We developed this algorithm to do that. It's pretty simple. It's Java script, you click and load the .CEL file and it will display the array. If you can visually see a blob, you just click on 'find blob'. It takes a few seconds to run, and it will show you where the blobs are. You can see if the regions highlighted are the correct locations. If it is not the correct location, you can change the parameters. Once you find the blob you can then click ‘save to .CEL file.’ This will place these probes into an outliers section, and in our downstream analysis, we have the option to specify that we want to ignore all the probes that are in the outliers section.
After the blobs are removed, there's no statistical significance in the performance. What's remarkable, is that even if the array has a 9 percent blob, if you remove it the performance is still better than an array with only 1 percent blob that is left in place in the analysis.
Is the manufacturer aware of this software?
Yes, Affymetrix knows. We gave them a presentation on the software.
What has their reaction to the issue been?
They were a little surprised about the frequency but they knew about it as well. They knew that they had blobs in their arrays, but they weren't aware of how many. And since we are working with the whole-genome tiling arrays we are working with a set of seven. With that rate, at least one out of the seven is affected.

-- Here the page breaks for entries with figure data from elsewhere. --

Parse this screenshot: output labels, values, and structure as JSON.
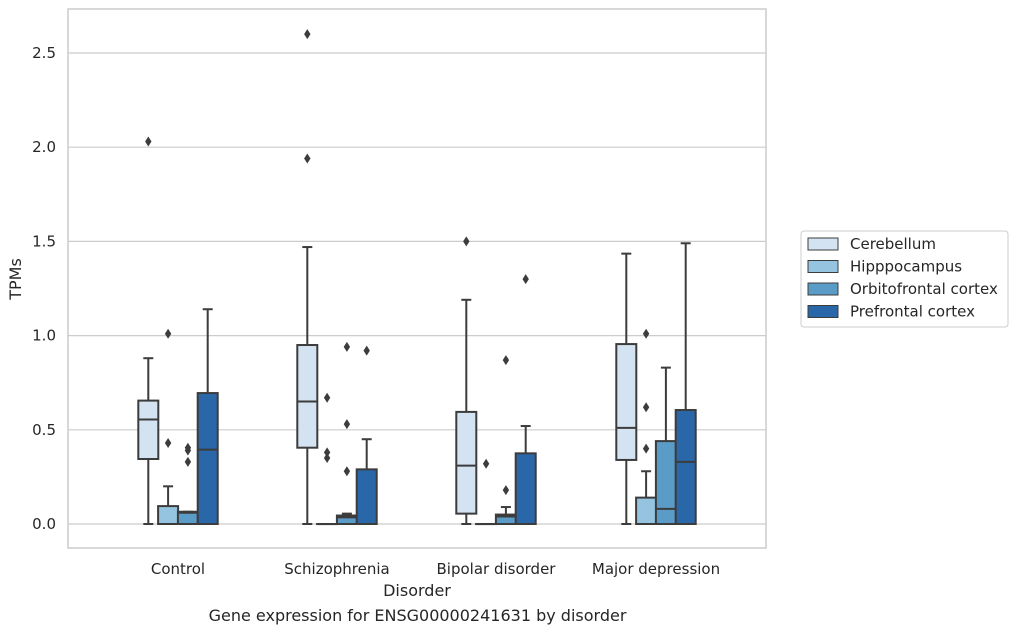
{
  "caption": "Gene expression for ENSG00000241631 by disorder",
  "chart_data": {
    "type": "box",
    "title": "",
    "xlabel": "Disorder",
    "ylabel": "TPMs",
    "ylim": [
      -0.12,
      2.72
    ],
    "yticks": [
      0.0,
      0.5,
      1.0,
      1.5,
      2.0,
      2.5
    ],
    "ytick_labels": [
      "0.0",
      "0.5",
      "1.0",
      "1.5",
      "2.0",
      "2.5"
    ],
    "grid": "horizontal",
    "legend_position": "right",
    "categories": [
      "Control",
      "Schizophrenia",
      "Bipolar disorder",
      "Major depression"
    ],
    "series": [
      {
        "name": "Cerebellum",
        "color": "#d4e3f2",
        "boxes": [
          {
            "whisker_low": 0.0,
            "q1": 0.345,
            "median": 0.555,
            "q3": 0.655,
            "whisker_high": 0.88,
            "outliers": [
              2.03
            ]
          },
          {
            "whisker_low": 0.0,
            "q1": 0.405,
            "median": 0.65,
            "q3": 0.95,
            "whisker_high": 1.47,
            "outliers": [
              1.94,
              2.6
            ]
          },
          {
            "whisker_low": 0.0,
            "q1": 0.055,
            "median": 0.31,
            "q3": 0.595,
            "whisker_high": 1.19,
            "outliers": [
              1.5
            ]
          },
          {
            "whisker_low": 0.0,
            "q1": 0.34,
            "median": 0.51,
            "q3": 0.955,
            "whisker_high": 1.435,
            "outliers": []
          }
        ]
      },
      {
        "name": "Hipppocampus",
        "color": "#94c4df",
        "boxes": [
          {
            "whisker_low": 0.0,
            "q1": 0.0,
            "median": 0.0,
            "q3": 0.095,
            "whisker_high": 0.2,
            "outliers": [
              0.43,
              1.01
            ]
          },
          {
            "whisker_low": 0.0,
            "q1": 0.0,
            "median": 0.0,
            "q3": 0.0,
            "whisker_high": 0.0,
            "outliers": [
              0.35,
              0.38,
              0.67
            ]
          },
          {
            "whisker_low": 0.0,
            "q1": 0.0,
            "median": 0.0,
            "q3": 0.0,
            "whisker_high": 0.0,
            "outliers": [
              0.32
            ]
          },
          {
            "whisker_low": 0.0,
            "q1": 0.0,
            "median": 0.0,
            "q3": 0.14,
            "whisker_high": 0.28,
            "outliers": [
              0.4,
              0.62,
              1.01
            ]
          }
        ]
      },
      {
        "name": "Orbitofrontal cortex",
        "color": "#5b9bc8",
        "boxes": [
          {
            "whisker_low": 0.0,
            "q1": 0.0,
            "median": 0.06,
            "q3": 0.065,
            "whisker_high": 0.065,
            "outliers": [
              0.33,
              0.39,
              0.405
            ]
          },
          {
            "whisker_low": 0.0,
            "q1": 0.0,
            "median": 0.035,
            "q3": 0.045,
            "whisker_high": 0.055,
            "outliers": [
              0.28,
              0.53,
              0.94
            ]
          },
          {
            "whisker_low": 0.0,
            "q1": 0.0,
            "median": 0.04,
            "q3": 0.05,
            "whisker_high": 0.09,
            "outliers": [
              0.18,
              0.87
            ]
          },
          {
            "whisker_low": 0.0,
            "q1": 0.0,
            "median": 0.08,
            "q3": 0.44,
            "whisker_high": 0.83,
            "outliers": []
          }
        ]
      },
      {
        "name": "Prefrontal cortex",
        "color": "#2a67a8",
        "boxes": [
          {
            "whisker_low": 0.0,
            "q1": 0.0,
            "median": 0.395,
            "q3": 0.695,
            "whisker_high": 1.14,
            "outliers": []
          },
          {
            "whisker_low": 0.0,
            "q1": 0.0,
            "median": 0.0,
            "q3": 0.29,
            "whisker_high": 0.45,
            "outliers": [
              0.92
            ]
          },
          {
            "whisker_low": 0.0,
            "q1": 0.0,
            "median": 0.0,
            "q3": 0.375,
            "whisker_high": 0.52,
            "outliers": [
              1.3
            ]
          },
          {
            "whisker_low": 0.0,
            "q1": 0.0,
            "median": 0.33,
            "q3": 0.605,
            "whisker_high": 1.49,
            "outliers": []
          }
        ]
      }
    ]
  }
}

So how popular has the software been?
I know our collaborators are using it, but we don't really have a download tracking tool. We are making the software freely available, open source, open everything. Other researchers like it; they say it's easy to use. What we envision is going to happen is, as a microarray core, as you scan an array the [Affymetrix] GCOS software needs to convert image files to the .CEL files. During this process, the technician can see if there's a blob, then they can just run the algorithm.
As these arrays from Affymetrix become mature then it's likely that the rate of this defect occuring will decrease. However, most array companies are trying to increase the number of features they can put on the array. I know Affy is trying to make the features smaller, and if they do that, a new generation of arrays will have those blobs. So this tool hopefully will be useful again with the new generation of arrays.